Hi Tom,
On Mon, 10 Feb 2014 08:21:39 -0500, Tom Rini trini@ti.com wrote:
On Mon, Feb 10, 2014 at 10:24:47AM +0100, Albert ARIBAUD wrote:
Hi Tom,
On Tue, 4 Feb 2014 12:05:33 -0500, Tom Rini trini@ti.com wrote:
When we tell the compiler to optimize for ARMv7 it assumes a default of unaligned accesses being supported at the hardware level and can make use of this to perform what it deems as an optimization in any case, including allowing for data to become unaligned. We explicitly disallow this hardware feature so we must tell the compiler.
Cc: Albert ARIBAUD albert.u.boot@aribaud.net Cc: Mans Rullgard mans@mansr.com Signed-off-by: Tom Rini trini@ti.com
NAK -- the discrepancy between the compiler being told to allow native unaligned accesses while at the same time telling the hardware to trap them is conscious and voluntary.

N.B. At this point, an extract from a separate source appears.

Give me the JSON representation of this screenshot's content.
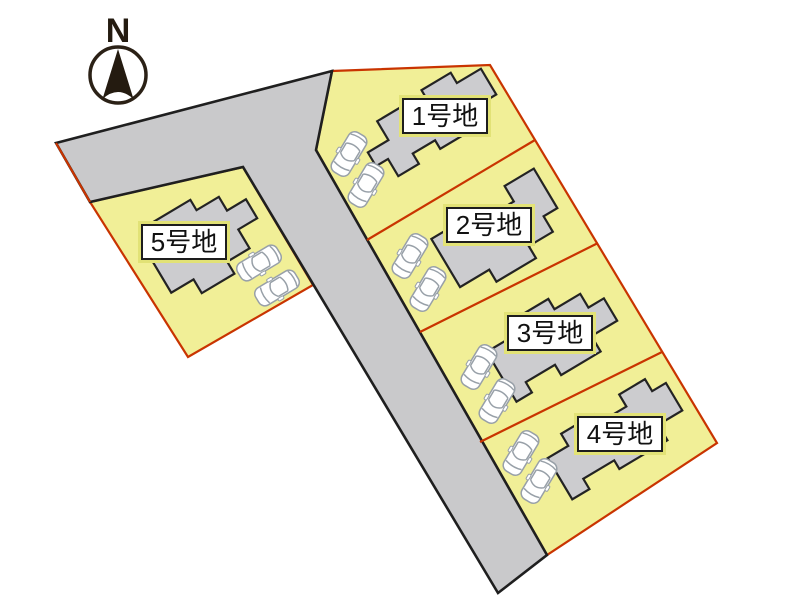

It was chosen to help detect unaligned accesses which are rarely necessary and can be explicitly performed by software on a case by case basis.
If and when a specific file requires unaligned access which cannot be made by some other mean than enabling -mno-unaligned-access, then this file should have it added, not the whole of U-Boot.
Right, I recall the discussion, and we chose wrong.
I am quite prepared to discuss whether we chose wrong or right, and to change my mind when the conditions are right, but I'll need more than such a short and simple statement. :)
We aren't being clever and making problems that would appear on armv5 and lower (or non-ARM never allows unaligned access platforms) problems to appear on more common armv7 platforms.
Agreed that we are making problems appear on ARMv7 which are not that much of an issue on ARMv7, but are a true issue on non-ARMv7 arches; that *is* the intent. We want to know as early as possible when some code which runs ok on unaligned-access-friendly platforms such as ARMv7 might cause trouble on unaligned-access-adverse platforms later, once it gets used there too.
We're telling the compiler it's OK to do one thing when it's not and then getting annoying problems such as the EFI partition one where the compiler looks at everything, says we can do $this and then fails at runtime because we lied to it. The whole splashguard set of options is another place where I believe we've shot ourselves in the foot, quite likely.
Ok, so the cause of this patch is not the apparent contradiction between the compiler and hardware setting per se; it is that the EFI code has issues which make it susceptible to crash on unaligned-access-adverse platforms.
This means the trap has worked as expected and has caught some code which does unaligned accesses. Let's analyze it: either we'll conclude it can and should be fixed through e.g. ad hoc unaligned access macros or we'll conclude it can't and we'll add -mno-unaligned-access to the files which can't work otherwise.